ROB SHAW says: MANY within the Tasmanian football community appear intent on taking the same approach to violence in the game as the Australian government adopted on asylum seekers.
If you don't inform the public, you can pretend it's not happening.
In the past fortnight, The Examiner has had several complaint calls from people in administrative positions within footy questioning why we feel the need to report incidents like the NTFA division 2 brawl and various other abandonments and assaults.
NEFU president Leon Quilliam summed up the general theme last week when commenting on the outcome of the tribunal into the East Coast Swans player who left a Bridport opponent with multiple facial fractures.
"Hopefully some good will come out of it and hopefully the media will print some positive stuff, instead of being all negative," he said.
It appears reporting an unsavoury incident may be a bigger sin than committing one.
Maybe we'd stop reporting on all this "negative" stuff if footballers stopped breaking each other's cheekbones and staging mass fights.
One phone call from St Helens even suggested the Bridport player's injuries didn't seem too bad in our photograph.
Two fractured cheekbones, a broken eye socket, broken jawbone, fractured sinus bone and dental damage sounds more black and white than it may have appeared black and blue.
Another caller said The Examiner is only interested in such "negatives" and therefore partly responsible for them happening.
Ironically, about three millimetres away from Quilliam's comment was the back page picture of former Launceston player Kade Kolodjashnij tackling Brownlow medallist Adam Cooney en route to collecting the AFL's Rising Star nomination for Round 10.
Inside the same edition was an interview with North Launceston's Allan O'Sign about his best-on- ground State League performance against Lauderdale and analysis of Jack Riewoldt's career-best 11-goal AFL haul for Richmond.
This was in addition to the weekly player profiles, match previews and reports Phil Edwards writes on both the State League and NTFA, Alex Fair's comprehensive monitoring of Tasmanians in the AFL and Terry Morris's extensive reporting of the NTFL.

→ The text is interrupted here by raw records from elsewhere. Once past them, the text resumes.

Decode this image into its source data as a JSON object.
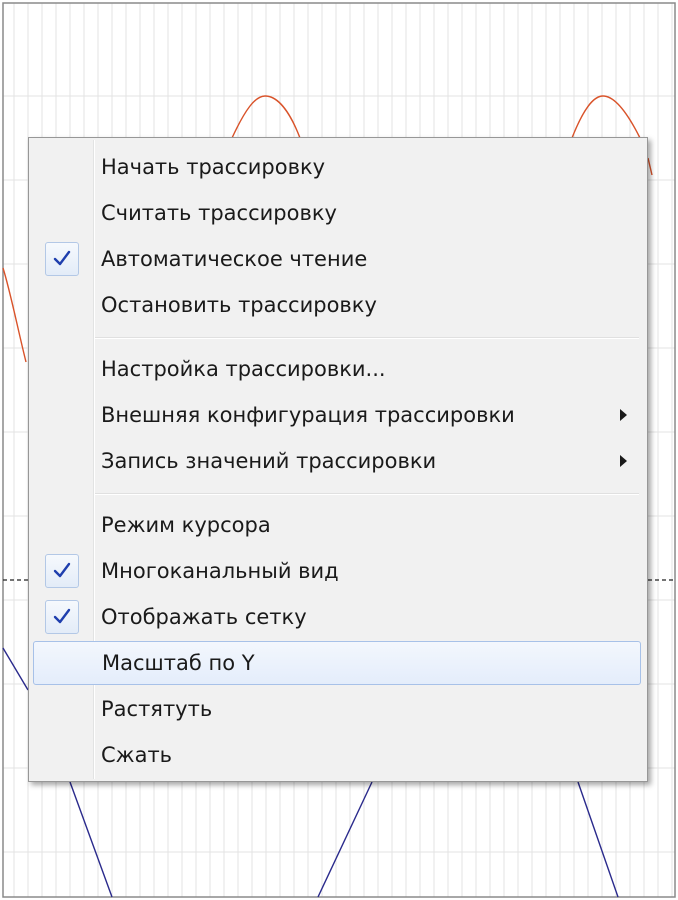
{
  "colors": {
    "grid": "#e3e3e3",
    "trace_red": "#d9532a",
    "trace_blue": "#2a2a8c",
    "check": "#1f3fae"
  },
  "menu": {
    "items": [
      {
        "label": "Начать трассировку",
        "checked": false,
        "submenu": false
      },
      {
        "label": "Считать трассировку",
        "checked": false,
        "submenu": false
      },
      {
        "label": "Автоматическое чтение",
        "checked": true,
        "submenu": false
      },
      {
        "label": "Остановить трассировку",
        "checked": false,
        "submenu": false
      },
      {
        "label": "Настройка трассировки...",
        "checked": false,
        "submenu": false
      },
      {
        "label": "Внешняя конфигурация трассировки",
        "checked": false,
        "submenu": true
      },
      {
        "label": "Запись значений трассировки",
        "checked": false,
        "submenu": true
      },
      {
        "label": "Режим курсора",
        "checked": false,
        "submenu": false
      },
      {
        "label": "Многоканальный вид",
        "checked": true,
        "submenu": false
      },
      {
        "label": "Отображать сетку",
        "checked": true,
        "submenu": false
      },
      {
        "label": "Масштаб по Y",
        "checked": false,
        "submenu": false,
        "highlighted": true
      },
      {
        "label": "Растятуть",
        "checked": false,
        "submenu": false
      },
      {
        "label": "Сжать",
        "checked": false,
        "submenu": false
      }
    ]
  }
}
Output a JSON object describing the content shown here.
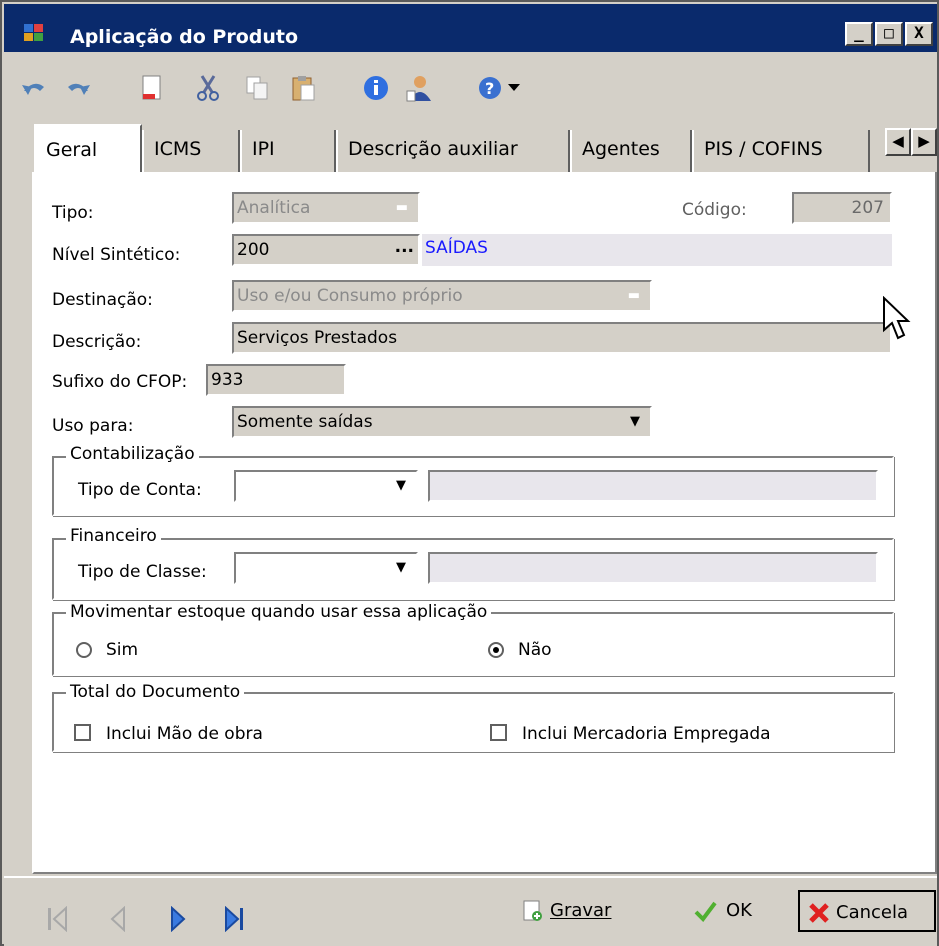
{
  "window": {
    "title": "Aplicação do Produto",
    "controls": [
      "_",
      "□",
      "X"
    ]
  },
  "toolbar": {
    "icons": [
      "undo-icon",
      "redo-icon",
      "new-document-icon",
      "cut-icon",
      "copy-icon",
      "paste-icon",
      "info-icon",
      "user-icon",
      "help-icon",
      "dropdown-arrow-icon"
    ]
  },
  "tabs": [
    {
      "label": "Geral",
      "active": true
    },
    {
      "label": "ICMS"
    },
    {
      "label": "IPI"
    },
    {
      "label": "Descrição auxiliar"
    },
    {
      "label": "Agentes"
    },
    {
      "label": "PIS / COFINS"
    }
  ],
  "form": {
    "tipo_label": "Tipo:",
    "tipo_value": "Analítica",
    "codigo_label": "Código:",
    "codigo_value": "207",
    "nivel_label": "Nível Sintético:",
    "nivel_value": "200",
    "nivel_ellipsis": "...",
    "nivel_desc": "SAÍDAS",
    "destinacao_label": "Destinação:",
    "destinacao_value": "Uso e/ou Consumo próprio",
    "descricao_label": "Descrição:",
    "descricao_value": "Serviços Prestados",
    "sufixo_label": "Sufixo do CFOP:",
    "sufixo_value": "933",
    "uso_label": "Uso para:",
    "uso_value": "Somente saídas"
  },
  "contabilizacao": {
    "title": "Contabilização",
    "tipo_conta_label": "Tipo de Conta:"
  },
  "financeiro": {
    "title": "Financeiro",
    "tipo_classe_label": "Tipo de Classe:"
  },
  "estoque": {
    "title": "Movimentar estoque quando usar essa aplicação",
    "sim_label": "Sim",
    "nao_label": "Não",
    "selected": "Não"
  },
  "total": {
    "title": "Total do Documento",
    "mao_obra_label": "Inclui Mão de obra",
    "mercadoria_label": "Inclui Mercadoria Empregada"
  },
  "buttons": {
    "gravar": "Gravar",
    "ok": "OK",
    "cancela": "Cancela"
  },
  "colors": {
    "titlebar": "#0a2a6c",
    "link_blue": "#1a1aff",
    "window_bg": "#d4d0c8"
  }
}
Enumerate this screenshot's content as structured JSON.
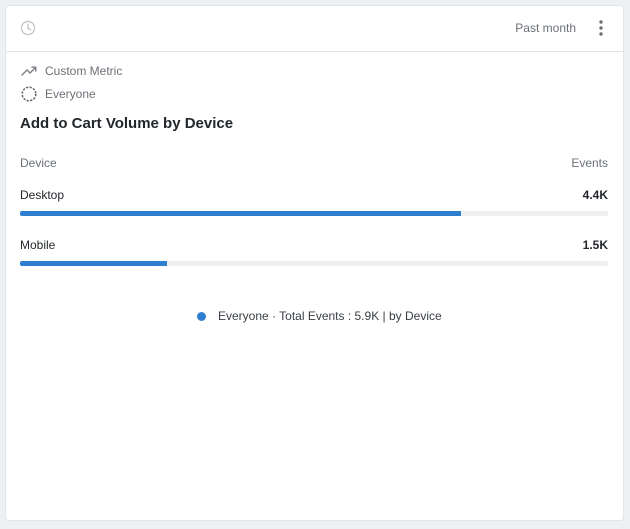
{
  "header": {
    "icon": "clock-icon",
    "range_label": "Past month",
    "menu_icon": "kebab-menu-icon"
  },
  "meta": {
    "metric_label": "Custom Metric",
    "metric_icon": "trend-line-icon",
    "segment_label": "Everyone",
    "segment_icon": "segment-ring-icon"
  },
  "title": "Add to Cart Volume by Device",
  "table": {
    "col_left": "Device",
    "col_right": "Events",
    "rows": [
      {
        "label": "Desktop",
        "value": "4.4K",
        "fill": 0.75
      },
      {
        "label": "Mobile",
        "value": "1.5K",
        "fill": 0.25
      }
    ]
  },
  "legend": {
    "text": "Everyone · Total Events : 5.9K | by Device",
    "color": "#2f7fd0"
  }
}
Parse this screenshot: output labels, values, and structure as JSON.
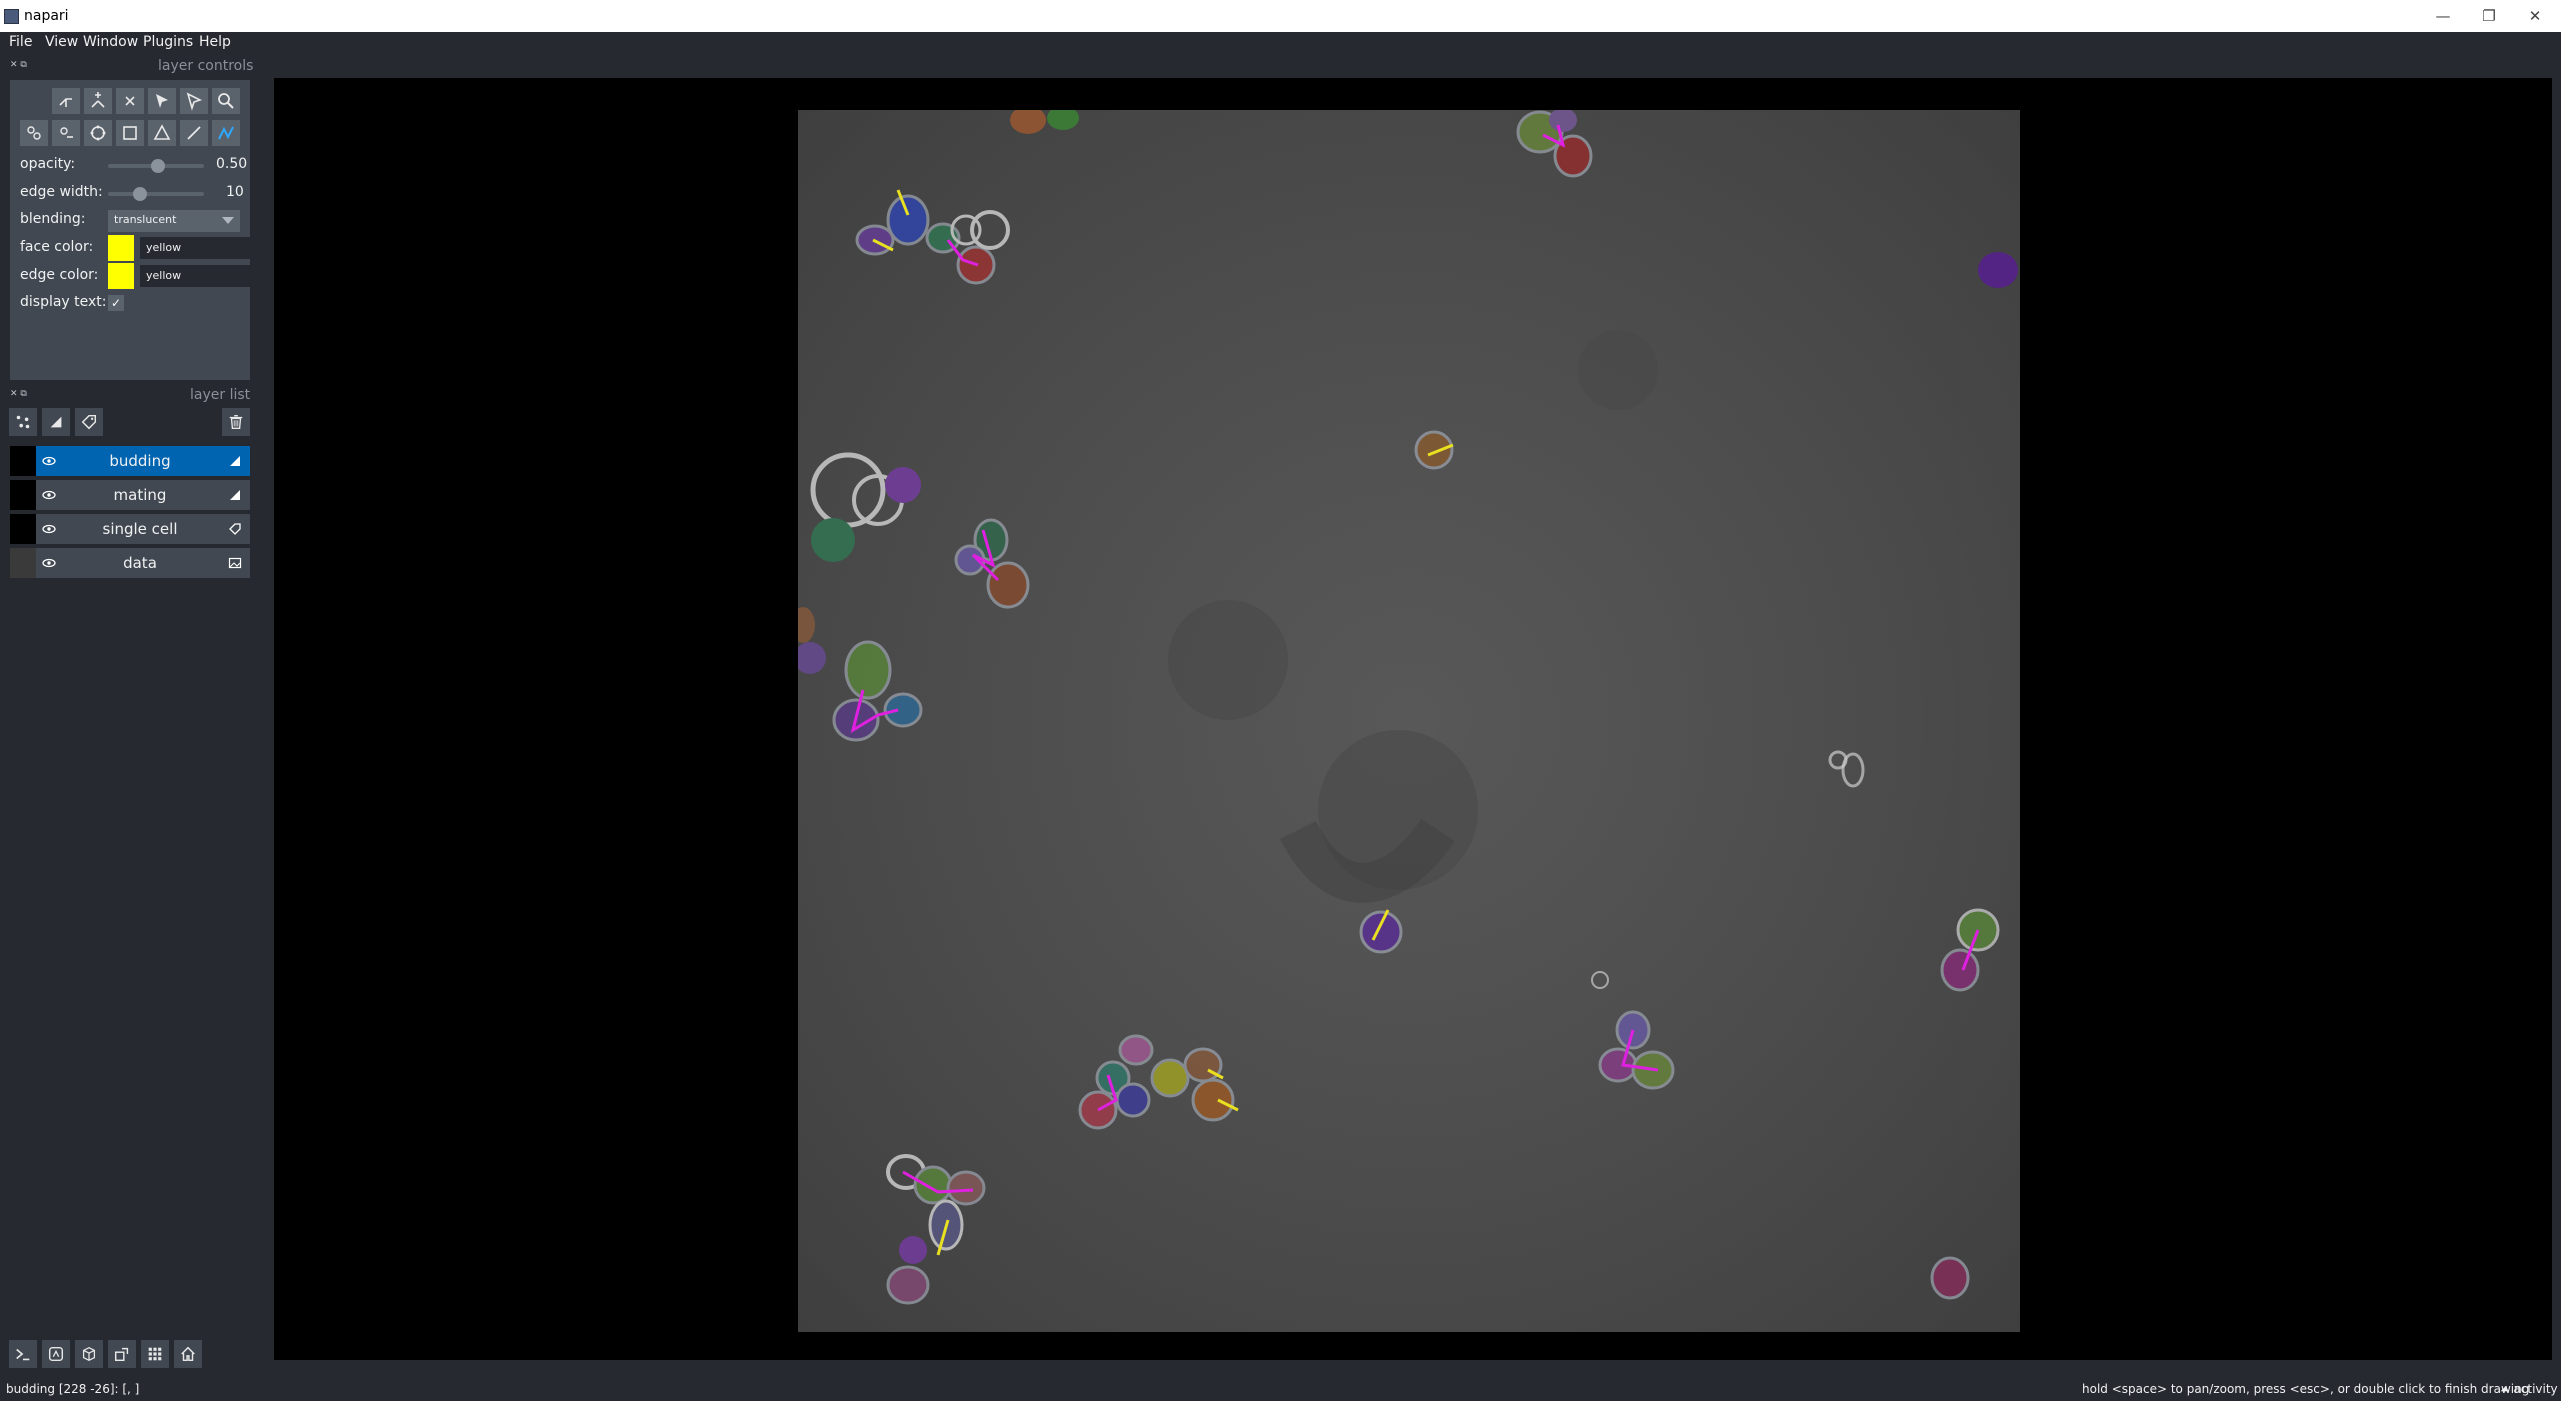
{
  "window": {
    "title": "napari",
    "minimize": "—",
    "restore": "❐",
    "close": "✕"
  },
  "menu": [
    "File",
    "View",
    "Window",
    "Plugins",
    "Help"
  ],
  "layer_controls": {
    "title": "layer controls",
    "opacity": {
      "label": "opacity:",
      "value": "0.50"
    },
    "edge_width": {
      "label": "edge width:",
      "value": "10"
    },
    "blending": {
      "label": "blending:",
      "value": "translucent"
    },
    "face_color": {
      "label": "face color:",
      "value": "yellow",
      "swatch": "#ffff00"
    },
    "edge_color": {
      "label": "edge color:",
      "value": "yellow",
      "swatch": "#ffff00"
    },
    "display_text": {
      "label": "display text:",
      "checked": "✓"
    }
  },
  "layer_list": {
    "title": "layer list",
    "layers": [
      {
        "name": "budding",
        "type": "shapes",
        "selected": true
      },
      {
        "name": "mating",
        "type": "shapes",
        "selected": false
      },
      {
        "name": "single cell",
        "type": "labels",
        "selected": false
      },
      {
        "name": "data",
        "type": "image",
        "selected": false
      }
    ]
  },
  "status": {
    "left": "budding [228 -26]: [, ]",
    "hint": "hold <space> to pan/zoom, press <esc>, or double click to finish drawing",
    "activity": "activity"
  },
  "colors": {
    "accent": "#0064b0",
    "background": "#262930",
    "panel": "#414851",
    "canvas": "#000000"
  }
}
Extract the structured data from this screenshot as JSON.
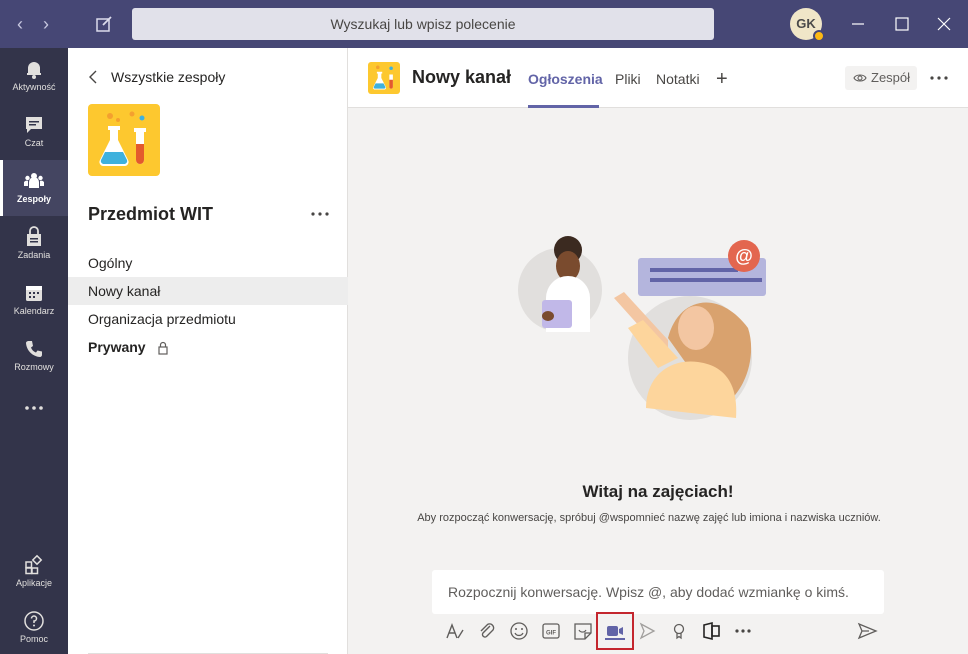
{
  "titlebar": {
    "search_placeholder": "Wyszukaj lub wpisz polecenie",
    "user_initials": "GK",
    "presence_color": "#fdb913"
  },
  "rail": {
    "items": [
      {
        "label": "Aktywność",
        "icon": "bell-icon"
      },
      {
        "label": "Czat",
        "icon": "chat-icon"
      },
      {
        "label": "Zespoły",
        "icon": "teams-icon",
        "active": true
      },
      {
        "label": "Zadania",
        "icon": "assignments-icon"
      },
      {
        "label": "Kalendarz",
        "icon": "calendar-icon"
      },
      {
        "label": "Rozmowy",
        "icon": "phone-icon"
      },
      {
        "label": "Aplikacje",
        "icon": "apps-icon"
      },
      {
        "label": "Pomoc",
        "icon": "help-icon"
      }
    ]
  },
  "panel": {
    "back_label": "Wszystkie zespoły",
    "team_name": "Przedmiot WIT",
    "channels": [
      {
        "name": "Ogólny"
      },
      {
        "name": "Nowy kanał",
        "selected": true
      },
      {
        "name": "Organizacja przedmiotu"
      },
      {
        "name": "Prywany",
        "private": true
      }
    ]
  },
  "main": {
    "channel_title": "Nowy kanał",
    "tabs": [
      {
        "label": "Ogłoszenia",
        "active": true
      },
      {
        "label": "Pliki"
      },
      {
        "label": "Notatki"
      }
    ],
    "team_button": "Zespół",
    "welcome_title": "Witaj na zajęciach!",
    "welcome_subtitle": "Aby rozpocząć konwersację, spróbuj @wspomnieć nazwę zajęć lub imiona i nazwiska uczniów.",
    "compose_placeholder": "Rozpocznij konwersację. Wpisz @, aby dodać wzmiankę o kimś.",
    "toolbar_icons": [
      "format-icon",
      "attach-icon",
      "emoji-icon",
      "gif-icon",
      "sticker-icon",
      "meet-now-icon",
      "stream-icon",
      "praise-icon",
      "forms-icon",
      "more-options-icon"
    ],
    "highlighted_tool": "meet-now-icon"
  },
  "colors": {
    "titlebar": "#464775",
    "rail": "#33344a",
    "accent": "#6264a7",
    "team_logo_bg": "#fdc82f",
    "highlight": "#c4262e"
  }
}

Clearly, we do print the "positive stuff", but this appears to be taken for granted.
And it does not mean we will turn a blind eye to football's repeated acts of violence.
Especially when even the NTFA themselves referred to the Fingal-Old Scotch brawl as "the talk of the town".
When we asked one local league why it did not routinely inform the media about tribunal outcomes, we were told it was because they didn't want the length of some penalties publicised.
Two weeks ago, I wrote a column about the spate of issues in matches ranging from under-9s, colts, reserves and Mother's Day specials, asking whether any level of the game was exempt from violence.
The answer came this week with the report of a Launceston player being assaulted in a women's match.
It appears not.
The best way to stop the media reporting violence in local football is not by trying to keep it quiet. It's by trying to stamp it out.